Gettysburg was the first Civil War battlefield to develop a qualfying and licensing program for battlefield guides. Tony Kellon of Cleveland, Ohio, the first black licensed battlefield guide, died in December 2011.

Other December 2011 deaths included Laugh In star Alan Sues, character actor Harry Morgan, and writer/atheism apologist Christopher Hitchens.

The English battleship, Harry Grâce à Dieu, also k own as Great Harry, was the largest battleship of its time, and one of the first capable of firing a broadside.

Prince Harry of Wales is actually named Henry. He is currently third in line to the throne of the United Kingdom of Great Britain and Northern Ireland, behind his father Charles, Prince of Wales, and his older brother William, Duke of Cambridge.

Charles Goodyear had nothing to do with Goodyear tire; the company took its name from Charles long after his death, in honor of his inventing vulcanized rubber.

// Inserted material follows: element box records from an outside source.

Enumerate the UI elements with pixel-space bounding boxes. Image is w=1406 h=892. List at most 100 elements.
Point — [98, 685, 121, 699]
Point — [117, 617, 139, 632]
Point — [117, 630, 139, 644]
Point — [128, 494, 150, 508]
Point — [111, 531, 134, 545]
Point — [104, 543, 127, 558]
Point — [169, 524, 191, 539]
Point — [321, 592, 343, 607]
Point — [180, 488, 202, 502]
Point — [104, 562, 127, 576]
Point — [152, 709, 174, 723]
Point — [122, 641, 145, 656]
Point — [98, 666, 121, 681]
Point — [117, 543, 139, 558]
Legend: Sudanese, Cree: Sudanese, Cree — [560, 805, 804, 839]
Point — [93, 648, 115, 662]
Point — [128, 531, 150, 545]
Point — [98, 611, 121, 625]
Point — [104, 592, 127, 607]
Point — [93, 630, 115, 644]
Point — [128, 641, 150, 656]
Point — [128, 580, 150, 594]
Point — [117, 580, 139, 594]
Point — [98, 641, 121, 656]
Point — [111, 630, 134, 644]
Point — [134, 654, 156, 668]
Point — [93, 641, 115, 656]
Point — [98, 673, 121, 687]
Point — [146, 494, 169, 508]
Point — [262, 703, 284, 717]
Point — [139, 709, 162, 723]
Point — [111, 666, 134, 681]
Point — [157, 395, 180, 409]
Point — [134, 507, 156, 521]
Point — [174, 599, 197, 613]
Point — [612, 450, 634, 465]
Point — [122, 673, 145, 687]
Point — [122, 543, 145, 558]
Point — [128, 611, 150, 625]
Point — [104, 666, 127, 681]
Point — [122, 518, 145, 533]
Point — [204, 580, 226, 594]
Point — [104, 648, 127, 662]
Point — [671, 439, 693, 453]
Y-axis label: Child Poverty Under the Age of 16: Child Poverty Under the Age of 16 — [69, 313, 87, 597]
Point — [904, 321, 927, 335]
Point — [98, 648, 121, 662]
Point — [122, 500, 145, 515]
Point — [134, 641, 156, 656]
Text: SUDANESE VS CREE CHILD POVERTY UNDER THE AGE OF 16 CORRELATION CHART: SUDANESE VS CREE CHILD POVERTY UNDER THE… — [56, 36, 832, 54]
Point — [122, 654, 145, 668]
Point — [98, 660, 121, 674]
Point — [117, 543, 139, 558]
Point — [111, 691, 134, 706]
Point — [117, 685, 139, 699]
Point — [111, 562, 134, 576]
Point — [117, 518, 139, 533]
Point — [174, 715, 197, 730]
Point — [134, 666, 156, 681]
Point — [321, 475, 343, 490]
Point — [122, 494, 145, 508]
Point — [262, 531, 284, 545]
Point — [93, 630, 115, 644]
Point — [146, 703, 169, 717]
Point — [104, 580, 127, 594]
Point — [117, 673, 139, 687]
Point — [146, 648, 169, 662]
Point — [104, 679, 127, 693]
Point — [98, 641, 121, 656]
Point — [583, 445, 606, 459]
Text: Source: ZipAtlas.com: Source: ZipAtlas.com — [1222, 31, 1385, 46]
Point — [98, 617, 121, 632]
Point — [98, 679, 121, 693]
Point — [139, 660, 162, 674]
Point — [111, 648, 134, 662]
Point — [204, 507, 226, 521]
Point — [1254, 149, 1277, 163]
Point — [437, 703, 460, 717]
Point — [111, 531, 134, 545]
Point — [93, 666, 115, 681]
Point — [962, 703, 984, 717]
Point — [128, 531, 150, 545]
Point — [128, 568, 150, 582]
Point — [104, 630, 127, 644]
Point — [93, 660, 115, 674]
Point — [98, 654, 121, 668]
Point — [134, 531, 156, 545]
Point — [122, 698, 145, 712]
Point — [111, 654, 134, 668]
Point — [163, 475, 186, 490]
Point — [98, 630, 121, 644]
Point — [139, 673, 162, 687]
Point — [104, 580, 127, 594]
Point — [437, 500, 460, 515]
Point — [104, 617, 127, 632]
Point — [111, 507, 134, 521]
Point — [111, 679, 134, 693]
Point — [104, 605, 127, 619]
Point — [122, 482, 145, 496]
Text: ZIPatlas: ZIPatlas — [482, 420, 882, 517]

There have been recurring rumors, which have been officially denied, that Prince Charles will take the British throne as King George VII, in honor of his grandfather. His full name is Charles Philip Arthur George.

George VII was king of Georgia from at least 1395 to 1405. Some sources have him assuming the throne in 1393 and/or surviving until 1407.

James Strang was the “King of Michigan” or, more accurately, the King in Michigan - when in 1850 he was coronated as self proclaimed King on Beaver Island. Strang had lost out to Brigham Young as leader of the Mormons and retreated to Michigan to maintain what he felt was the true LDS church.